No Pablo? No Problem!

 

There must be a certain joy in writing villains and in turning them into sympathetic characters.

You see, as swarthily handsome and possessed of thespian subtlety Pedro Pascal is, playing lead hero Javier Peña as a U.S. DEA agent, the most interesting character here isn’t the crusading good guy, but the lives and loves of the brutes that compose the Cali Cartel.

The previous two seasons of Netflix’s Narcos focused on the rise and fall of Pablo Escobar, the Medellin Cartel’s charismatic leader. Now, with Escobar gone, we pick up the story in the aftermath, where the power vacuum has enabled his rivals to step in and seize the many stray strands of the drug trade for their own, weaving it into a thick Gordian knot that resists almost every effort of untangling.

Welcome to the city of Santiago de Cali, in southwest Colombia, where the salsa is sharp and the cocaine is incorporated.

With the wherewithal of superb financial sleight-of-hand, offshore manufacturing, and an enticing “get rich or die tryin’” employment scheme that enabled them to pay off everybody (and I do mean almost everyone in the Colombian setting is on the take), the cartel is able to expand almost exponentially, unchecked and unrestrained by any natural predators that criminal organizations are prey to.

Instrumental into turning Colombia into a “narco-democracy” and plunging the rest of the world (stats at the time estimate that 90% of the planet’s cocaine came from Cali) into a powder habit, Agent Peña and his companions uncover layer after layer of corruption, as they pursue the “Gentlemen of Cali.”

“Sir, what was Escobar like,” asks a noob DEA analyst just assigned to the Cali detail. “Never met him,” replies Agent Peña with a dead stare and just a smidge of incredulous, “were you surprised, mofo?” veteran swagger.

There are four godfathers of this new super cartel, and Agent Peña needs to tackle each of them differently, like videogame bosses. He needs to battle through their minions. Sometimes, as in the case of the cartel’s head of security Jorge Salcedo (Matias Varela), he recruits them into the fight and turns them on their unwitting former bosses.

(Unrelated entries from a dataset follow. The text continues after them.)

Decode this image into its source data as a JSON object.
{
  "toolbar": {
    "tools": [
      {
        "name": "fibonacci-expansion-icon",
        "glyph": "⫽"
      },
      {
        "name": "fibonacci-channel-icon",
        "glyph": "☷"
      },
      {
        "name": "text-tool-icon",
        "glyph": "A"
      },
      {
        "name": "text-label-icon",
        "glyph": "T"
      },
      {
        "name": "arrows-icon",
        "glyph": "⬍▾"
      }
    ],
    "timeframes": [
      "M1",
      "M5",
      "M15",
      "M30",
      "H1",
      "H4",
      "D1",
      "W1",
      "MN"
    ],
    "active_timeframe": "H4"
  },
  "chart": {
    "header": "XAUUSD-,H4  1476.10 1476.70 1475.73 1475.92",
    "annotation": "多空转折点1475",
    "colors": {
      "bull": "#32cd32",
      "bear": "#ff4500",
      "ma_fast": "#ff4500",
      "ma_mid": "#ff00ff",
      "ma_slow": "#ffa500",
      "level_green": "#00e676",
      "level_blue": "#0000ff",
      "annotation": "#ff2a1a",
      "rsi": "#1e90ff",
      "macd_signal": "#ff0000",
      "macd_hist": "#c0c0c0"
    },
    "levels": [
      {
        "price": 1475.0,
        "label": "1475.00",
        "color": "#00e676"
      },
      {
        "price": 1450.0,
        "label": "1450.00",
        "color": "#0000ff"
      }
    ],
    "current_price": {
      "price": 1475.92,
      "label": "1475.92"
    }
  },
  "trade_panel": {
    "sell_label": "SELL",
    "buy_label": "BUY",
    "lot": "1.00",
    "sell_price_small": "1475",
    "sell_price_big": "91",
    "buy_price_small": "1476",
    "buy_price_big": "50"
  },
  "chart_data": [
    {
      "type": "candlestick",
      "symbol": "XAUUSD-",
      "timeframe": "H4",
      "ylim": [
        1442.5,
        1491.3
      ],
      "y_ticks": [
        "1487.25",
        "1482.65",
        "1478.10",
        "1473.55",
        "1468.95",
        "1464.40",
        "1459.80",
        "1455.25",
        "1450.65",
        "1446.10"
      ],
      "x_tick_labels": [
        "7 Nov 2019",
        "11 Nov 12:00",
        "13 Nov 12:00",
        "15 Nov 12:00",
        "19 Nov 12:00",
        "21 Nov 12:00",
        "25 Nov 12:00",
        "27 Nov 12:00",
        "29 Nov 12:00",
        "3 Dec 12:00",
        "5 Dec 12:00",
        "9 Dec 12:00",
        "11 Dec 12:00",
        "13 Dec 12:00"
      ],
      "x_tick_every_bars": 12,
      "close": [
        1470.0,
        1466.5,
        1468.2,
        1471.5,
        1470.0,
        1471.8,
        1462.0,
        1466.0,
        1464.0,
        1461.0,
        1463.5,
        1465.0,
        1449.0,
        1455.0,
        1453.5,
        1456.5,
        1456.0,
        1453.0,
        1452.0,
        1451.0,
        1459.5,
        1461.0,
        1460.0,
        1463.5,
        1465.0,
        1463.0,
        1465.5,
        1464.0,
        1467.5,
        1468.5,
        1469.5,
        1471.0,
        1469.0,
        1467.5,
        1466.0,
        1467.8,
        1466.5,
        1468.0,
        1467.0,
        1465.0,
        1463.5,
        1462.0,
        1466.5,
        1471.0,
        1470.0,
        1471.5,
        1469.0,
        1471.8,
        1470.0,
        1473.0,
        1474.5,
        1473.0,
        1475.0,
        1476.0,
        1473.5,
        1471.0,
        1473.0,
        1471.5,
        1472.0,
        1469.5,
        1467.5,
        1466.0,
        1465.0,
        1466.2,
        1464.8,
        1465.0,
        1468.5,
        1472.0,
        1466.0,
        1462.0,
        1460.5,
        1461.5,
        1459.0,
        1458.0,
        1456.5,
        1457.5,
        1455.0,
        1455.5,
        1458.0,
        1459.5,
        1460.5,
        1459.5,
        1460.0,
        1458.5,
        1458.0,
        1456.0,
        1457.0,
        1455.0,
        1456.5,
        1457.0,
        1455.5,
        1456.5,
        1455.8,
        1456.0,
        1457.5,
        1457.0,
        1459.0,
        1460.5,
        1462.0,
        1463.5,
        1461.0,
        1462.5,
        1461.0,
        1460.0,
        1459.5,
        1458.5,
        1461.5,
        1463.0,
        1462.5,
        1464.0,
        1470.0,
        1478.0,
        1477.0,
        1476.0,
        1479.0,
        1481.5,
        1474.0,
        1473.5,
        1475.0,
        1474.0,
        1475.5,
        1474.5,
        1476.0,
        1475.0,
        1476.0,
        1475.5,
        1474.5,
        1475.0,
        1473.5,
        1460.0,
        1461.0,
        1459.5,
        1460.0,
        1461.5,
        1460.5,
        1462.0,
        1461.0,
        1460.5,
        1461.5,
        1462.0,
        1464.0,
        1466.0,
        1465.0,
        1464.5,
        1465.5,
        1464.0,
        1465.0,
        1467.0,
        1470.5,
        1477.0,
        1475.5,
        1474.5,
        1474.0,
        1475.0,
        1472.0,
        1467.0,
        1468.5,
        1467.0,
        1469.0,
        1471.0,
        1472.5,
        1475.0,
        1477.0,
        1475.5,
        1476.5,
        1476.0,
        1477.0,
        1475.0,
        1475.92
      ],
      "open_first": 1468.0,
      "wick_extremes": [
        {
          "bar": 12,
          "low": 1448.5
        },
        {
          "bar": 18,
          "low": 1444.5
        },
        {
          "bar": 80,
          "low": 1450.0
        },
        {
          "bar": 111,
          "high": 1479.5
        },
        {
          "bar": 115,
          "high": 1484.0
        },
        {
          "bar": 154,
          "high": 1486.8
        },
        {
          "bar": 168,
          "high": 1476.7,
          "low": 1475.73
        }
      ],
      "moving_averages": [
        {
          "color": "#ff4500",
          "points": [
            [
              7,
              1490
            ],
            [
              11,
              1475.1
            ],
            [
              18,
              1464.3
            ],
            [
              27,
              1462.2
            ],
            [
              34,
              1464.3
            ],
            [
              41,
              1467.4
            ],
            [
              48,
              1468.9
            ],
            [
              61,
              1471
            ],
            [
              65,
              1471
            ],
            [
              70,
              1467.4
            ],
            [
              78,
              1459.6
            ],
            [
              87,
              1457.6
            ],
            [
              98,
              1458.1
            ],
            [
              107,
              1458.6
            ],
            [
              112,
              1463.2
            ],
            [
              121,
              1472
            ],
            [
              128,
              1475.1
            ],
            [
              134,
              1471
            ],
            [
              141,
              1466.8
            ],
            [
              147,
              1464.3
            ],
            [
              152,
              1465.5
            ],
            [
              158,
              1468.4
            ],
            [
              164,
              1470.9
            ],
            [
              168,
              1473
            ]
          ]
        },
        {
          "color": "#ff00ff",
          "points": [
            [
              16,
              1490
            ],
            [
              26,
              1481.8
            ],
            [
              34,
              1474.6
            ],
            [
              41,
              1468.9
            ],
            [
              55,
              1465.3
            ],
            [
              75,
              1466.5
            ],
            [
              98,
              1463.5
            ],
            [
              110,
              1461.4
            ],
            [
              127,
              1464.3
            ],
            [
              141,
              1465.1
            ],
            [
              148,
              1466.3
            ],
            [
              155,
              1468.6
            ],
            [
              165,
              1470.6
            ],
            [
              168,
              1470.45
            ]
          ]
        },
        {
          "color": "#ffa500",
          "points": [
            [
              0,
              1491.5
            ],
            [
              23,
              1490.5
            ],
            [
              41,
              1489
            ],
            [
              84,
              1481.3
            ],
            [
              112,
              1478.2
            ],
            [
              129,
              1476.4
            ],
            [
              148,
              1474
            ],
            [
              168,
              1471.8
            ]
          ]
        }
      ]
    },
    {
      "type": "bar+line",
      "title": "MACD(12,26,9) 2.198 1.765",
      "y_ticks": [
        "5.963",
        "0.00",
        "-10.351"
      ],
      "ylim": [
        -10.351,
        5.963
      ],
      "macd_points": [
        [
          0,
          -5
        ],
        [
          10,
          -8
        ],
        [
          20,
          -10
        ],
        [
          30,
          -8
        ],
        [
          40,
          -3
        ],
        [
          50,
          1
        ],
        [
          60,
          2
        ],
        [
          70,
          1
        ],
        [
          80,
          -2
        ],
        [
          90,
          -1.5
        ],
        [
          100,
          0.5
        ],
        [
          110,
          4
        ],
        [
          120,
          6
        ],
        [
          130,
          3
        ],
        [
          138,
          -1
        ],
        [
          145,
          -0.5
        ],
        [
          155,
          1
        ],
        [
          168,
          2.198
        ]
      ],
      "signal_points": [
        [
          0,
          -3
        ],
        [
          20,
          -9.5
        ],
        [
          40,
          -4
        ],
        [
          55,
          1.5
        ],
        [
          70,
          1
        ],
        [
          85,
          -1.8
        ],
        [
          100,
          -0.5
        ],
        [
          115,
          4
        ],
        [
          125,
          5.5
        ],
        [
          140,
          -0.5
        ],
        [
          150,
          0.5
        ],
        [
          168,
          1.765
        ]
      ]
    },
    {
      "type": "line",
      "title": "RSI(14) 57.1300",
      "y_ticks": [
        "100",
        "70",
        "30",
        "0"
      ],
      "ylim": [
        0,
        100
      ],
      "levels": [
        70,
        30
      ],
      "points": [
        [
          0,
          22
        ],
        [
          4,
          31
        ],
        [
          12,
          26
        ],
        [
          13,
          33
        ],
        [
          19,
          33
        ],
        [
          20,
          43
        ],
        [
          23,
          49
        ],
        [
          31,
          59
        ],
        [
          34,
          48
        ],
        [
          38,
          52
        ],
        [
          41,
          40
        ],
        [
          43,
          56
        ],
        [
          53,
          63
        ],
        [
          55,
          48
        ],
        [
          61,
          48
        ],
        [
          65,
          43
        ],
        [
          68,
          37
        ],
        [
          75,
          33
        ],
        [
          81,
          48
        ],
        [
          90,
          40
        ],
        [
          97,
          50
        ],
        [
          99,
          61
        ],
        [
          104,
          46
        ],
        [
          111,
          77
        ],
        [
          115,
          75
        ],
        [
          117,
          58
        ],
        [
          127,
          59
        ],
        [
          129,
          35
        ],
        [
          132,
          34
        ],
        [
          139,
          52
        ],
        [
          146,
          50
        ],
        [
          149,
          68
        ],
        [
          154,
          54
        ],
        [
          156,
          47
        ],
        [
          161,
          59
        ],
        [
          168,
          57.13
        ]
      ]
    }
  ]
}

Gilberto Rodríguez Orejuela (Damian Alcazar) is the eldest in the family and the undisputed leader of the Cali Cartel, a hoary headed patriarch who plans his life down to a T to avoid capture, and to dovetail his time between his three wives.

Notably, Gilberto is the architect of the cartel’s impending “surrender” to the Colombian government, where a disarmament agreement has been setup for the godfathers that will let them give up the narco-trafficker’s life in exchange for retaining all their “legitimate” and legal businesses and properties. Smart, guy, that Gilberto.

Then there’s Miguel Rodríguez Orejuela (Francisco Denis), Gilberto’s younger brother and the second in command. Miguel is not a fan of the cartel’s forthcoming “surrender” but he hasn’t exactly been vocal about not favoring it, either.

Hélmer “Pacho” Herrera (Alberto Ammann) is the third godfather and likely the most murderous of the bunch. Pacho is in charge of transport routes and he has a huge chip on his shoulder, owing to being outwardly gay. He’s thankful to the Orejuela Brothers for being supportive of his life of crime despite being a declared homosexual; taboo in the predominantly Catholic Colombia.

The last drug lord is José Santacruz Londoño (Pêpê Rapazote) or just Chepe, who oversees the group’s manufacturing operations in New York City. Traditionally macho and casually brutal, Chepe’s time in NYC has just sharpened his love for violence and world domination via cocaine.

This third season is slow to pick up, owing to the introduction of an ensemble cast, but it does hit it’s groove by episode three, actually making you care, if not root for the ups and downs in the fortunes of the princes of powder.

Pascal imbues Agent Peña with shades of tempered zeal and reluctant compromise, knowing full well from his time spent in pursuit of Escobar that the road to winning the war against drugs is one of attrition and slippery slopes.

He is warm to informants but holds his subordinates at a cool arm’s length. His undercover apt Latino moustache disguising a Texas accent, rising when he’s let his guard down.

“Sir, may I ask? What was Escobar like,” asks a noob DEA analyst just assigned to the Cali detail. “Never met him,” replies Agent Peña with a dead stare and just a smidge of incredulous, “were you surprised, mofo?” veteran swagger.

Season three also reveals how vast the super cartel’s empire was, the kind of compelling storytelling that takes you through difficult facts and reveals them through meat-and-potatoes show-and-tell.

What is the price of the war against drugs? How does a secret empire, with its intricate security system and network of bribes, fall into disarray? How deep and how high does the conspiracy to keep narcotics traffickers in power and in operation go? All these juicy scenarios are answered in season three.

One thing I can assure you: the reprisals are brutal and bloody, the drugs flow and the profits are monumental.

Narcos season three is available for streaming on Netflix.